When a check fails, ExUnit prints the failing checks and the captured
transcript (prompt, tools called, response) via
SkillKit.Eval.Result.failure_message/1. Warnings on a passing eval are
printed too — ExUnit shows nothing for a pass otherwise — and are available via
SkillKit.Eval.Result.warnings/1. Pass run: [judge: false] to skip the judge
— a cheap smoke test that the agent responds at all without spending judge
tokens.
Caching
Evals are expensive — each is an agent run plus a judge call — so the runner
can skip a case that already passed when nothing in its scope has changed.
Enable it with run: [cache: true]:
use SkillKit.Eval.Case, dir: "skills", run: [cache: true]The scope fingerprint (SkillKit.Eval.Cache) covers the case text (name,
prompt, rubric, system), the agent and judge models, the source of every skill
and tool under test (file contents for path providers, the compiled MD5 for
module providers), the subject module's MD5 when the eval is colocated with
code, and a harness-version token bumped when scoring changes. A case whose
fingerprint matches a recorded pass is skipped — its result is marked
cached: true and no LLM is called. Failures and unknown fingerprints always
run; failures are never cached. Because module providers and module-anchored
evals hash compiled code, changing the application code an eval exercises
re-runs it rather than serving a stale pass.

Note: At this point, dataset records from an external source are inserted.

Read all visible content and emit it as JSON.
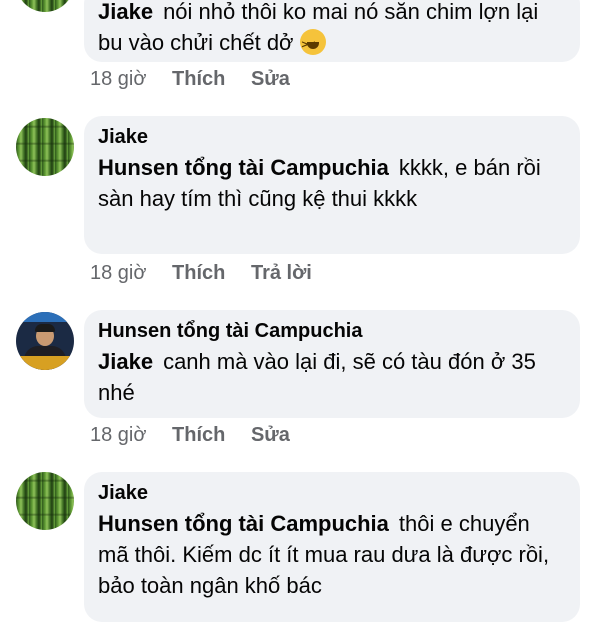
{
  "comments": [
    {
      "author": "Jiake",
      "lines_text": "nói nhỏ thôi ko mai nó săn chim lợn lại bu vào chửi chết dở",
      "emoji": "laughing-squinting-face",
      "time": "18 giờ",
      "like": "Thích",
      "action": "Sửa"
    },
    {
      "author": "Jiake",
      "mention": "Hunsen tổng tài Campuchia",
      "text": "kkkk, e bán rồi sàn hay tím thì cũng kệ thui kkkk",
      "time": "18 giờ",
      "like": "Thích",
      "action": "Trả lời"
    },
    {
      "author": "Hunsen tổng tài Campuchia",
      "mention": "Jiake",
      "text": "canh mà vào lại đi, sẽ có tàu đón ở 35 nhé",
      "time": "18 giờ",
      "like": "Thích",
      "action": "Sửa"
    },
    {
      "author": "Jiake",
      "mention": "Hunsen tổng tài Campuchia",
      "text": "thôi e chuyển  mã thôi. Kiếm dc ít ít mua rau dưa là được rồi, bảo toàn ngân khố bác"
    }
  ]
}
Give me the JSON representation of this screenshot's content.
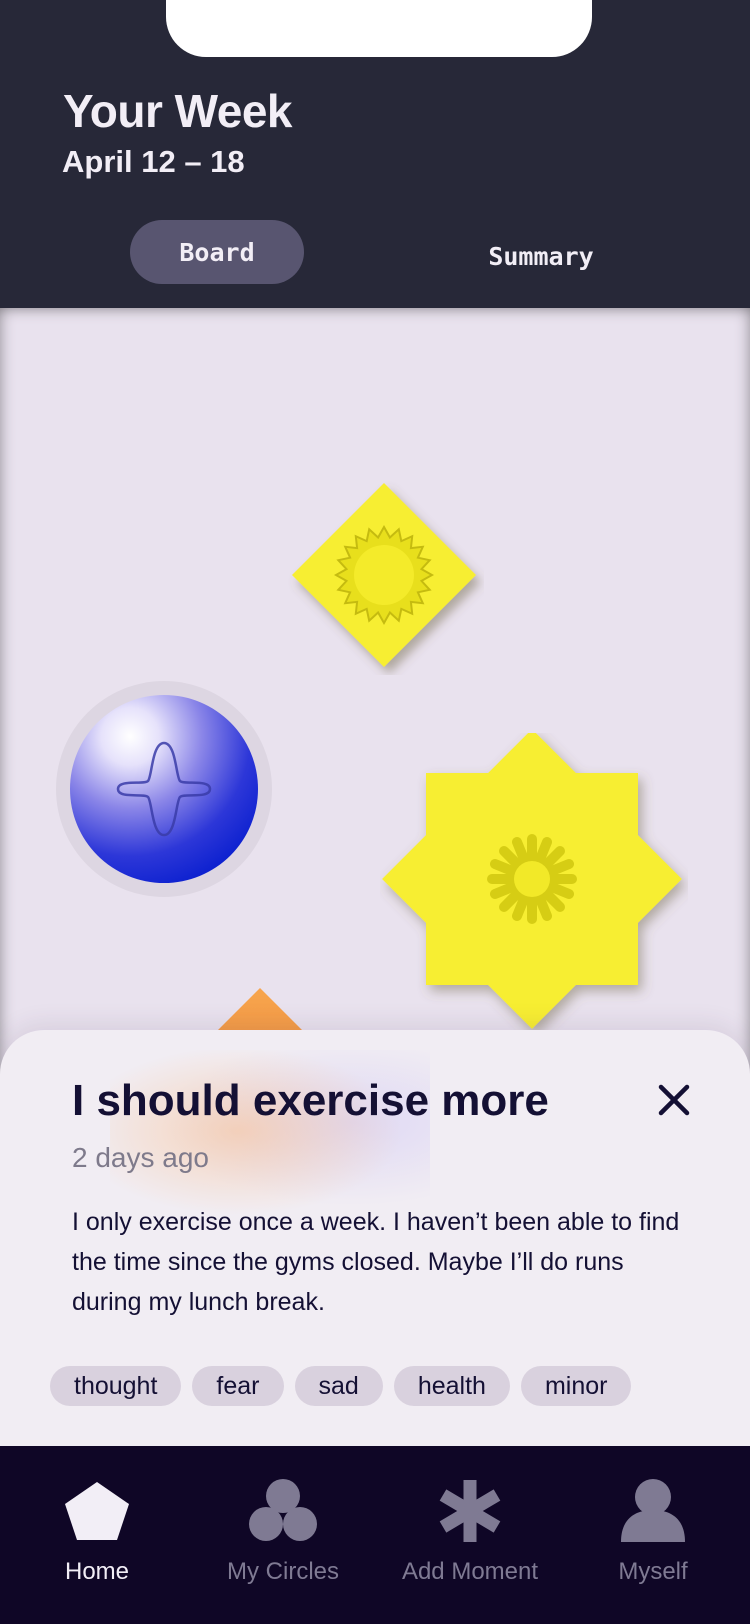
{
  "header": {
    "title": "Your Week",
    "date_range": "April 12 – 18",
    "tabs": [
      {
        "label": "Board",
        "active": true
      },
      {
        "label": "Summary",
        "active": false
      }
    ]
  },
  "board": {
    "moments": [
      {
        "shape": "yellow-diamond-sunburst",
        "color": "#f7ee31"
      },
      {
        "shape": "blue-orb-cross",
        "color": "#0a1fcf"
      },
      {
        "shape": "yellow-star-asterisk",
        "color": "#f7ee31"
      },
      {
        "shape": "orange-diamond",
        "color": "#f5a14a"
      }
    ]
  },
  "detail": {
    "title": "I should exercise more",
    "time_ago": "2 days ago",
    "body": "I only exercise once a week. I haven’t been able to find the time since the gyms closed. Maybe I’ll do runs during my lunch break.",
    "tags": [
      "thought",
      "fear",
      "sad",
      "health",
      "minor"
    ],
    "close_icon": "close-icon"
  },
  "nav": {
    "items": [
      {
        "label": "Home",
        "icon": "pentagon-icon",
        "active": true
      },
      {
        "label": "My Circles",
        "icon": "circles-icon",
        "active": false
      },
      {
        "label": "Add Moment",
        "icon": "asterisk-icon",
        "active": false
      },
      {
        "label": "Myself",
        "icon": "person-icon",
        "active": false
      }
    ]
  },
  "colors": {
    "header_bg": "#272838",
    "board_bg": "#e9e2ee",
    "card_bg": "#f1edf3",
    "tag_bg": "#d9d1de",
    "nav_bg": "#0f0626",
    "accent_yellow": "#f7ee31",
    "accent_blue": "#0a1fcf",
    "text_dark": "#141034"
  }
}
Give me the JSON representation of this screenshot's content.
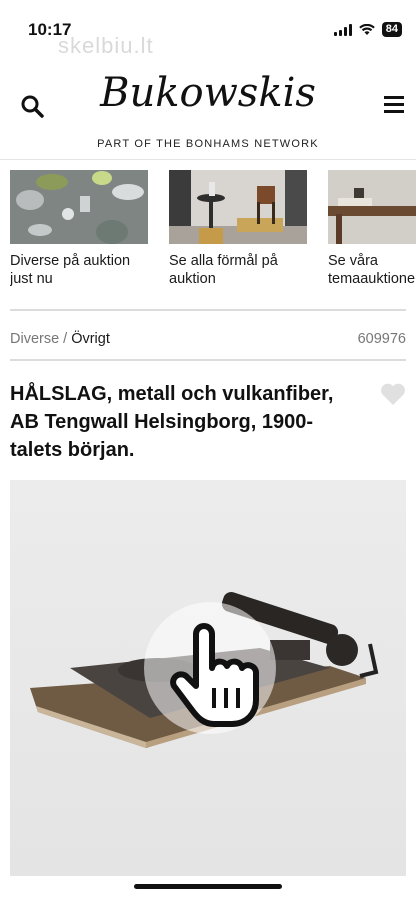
{
  "status_bar": {
    "time": "10:17",
    "watermark": "skelbiu.lt",
    "battery": "84"
  },
  "header": {
    "logo": "Bukowskis",
    "tagline": "PART OF THE BONHAMS NETWORK",
    "search_icon": "search-icon",
    "menu_icon": "hamburger-menu-icon"
  },
  "categories": [
    {
      "label": "Diverse på auktion just nu"
    },
    {
      "label": "Se alla förmål på auktion"
    },
    {
      "label": "Se våra temaauktioner"
    }
  ],
  "breadcrumb": {
    "parent": "Diverse",
    "separator": "/",
    "current": "Övrigt"
  },
  "lot_number": "609976",
  "product": {
    "title": "HÅLSLAG, metall och vulkanfiber, AB Tengwall Helsingborg, 1900-talets början.",
    "favorite_icon": "heart-icon",
    "overlay_icon": "tap-hand-icon"
  }
}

The cache is a term file. cache: true stores it under _build/<env>/
(ephemeral, already gitignored — a fresh CI checkout runs every eval); pass a
path string to put it elsewhere and commit it to share skips with CI:
use SkillKit.Eval.Case, dir: "skills", run: [cache: ".skill_kit/eval_cache.bin"]Because LLMs are non-deterministic, a cache hit means "this exact scope already passed, trust it" rather than a guaranteed-identical re-run — the right contract for an expensive suite, like a build cache. Delete the cache file to force a full re-run.
Running evals in CI
SkillKit's own CI (.github/workflows/ci.yml) runs the dogfood evals as a
separate, blocking evals job, and persists the result cache across runs so
only changed skills cost an API call:
- name: Cache eval results
uses: actions/cache@v4
with:
path: .skill_kit/eval_cache.bin
# run_id never pre-exists, so the cache is re-saved every run; restore-keys
# loads the most recent prior copy.
key: ${{ runner.os }}-evalcache-${{ github.run_id }}
restore-keys: ${{ runner.os }}-evalcache-
- name: Run skill evals
env:
ANTHROPIC_API_KEY: ${{ secrets.ANTHROPIC_API_KEY }}
run: mix test test/examples/skills_eval_test.exs --only evalThe run is scoped to the dogfood suite file: a bare --only eval sweeps in
every :eval-tagged test in the repo, including mock-based fixtures that have
no real provider and can't pass on their own.
A plain actions/cache keyed on mix.lock (like the deps cache) will not
work for results: that key only changes with dependencies, and a cache is
immutable per key, so an existing entry is never re-saved. The rolling
run_id key above re-saves on every run.
The eval job is gated by a RUN_EVALS flag so any repo can opt out: set the
RUN_EVALS repository variable to "false" to skip it, or trigger a one-off
run with the workflow's run_evals input. It is on by default and blocking — a
failing eval fails the check.
Running an eval directly
The harness is plain functions, so you can run a case outside ExUnit:
{:ok, [eval | _]} = SkillKit.Eval.load_file("skills/greeter/EVAL.md")
result = SkillKit.Eval.Runner.run(eval, model: "anthropic:claude-sonnet-4-6")
SkillKit.Eval.Result.passed?(result)
#=> trueEvals as meta-skills
Because an eval captures the intended behavior of a skill independently of
its prose, it doubles as a specification you can author a skill against: write
the eval first, draft the SKILL.md next to it, and iterate until the eval is
green — test-driven development for skills. A generator that drafts and refines
the application skill from its eval builds directly on this harness.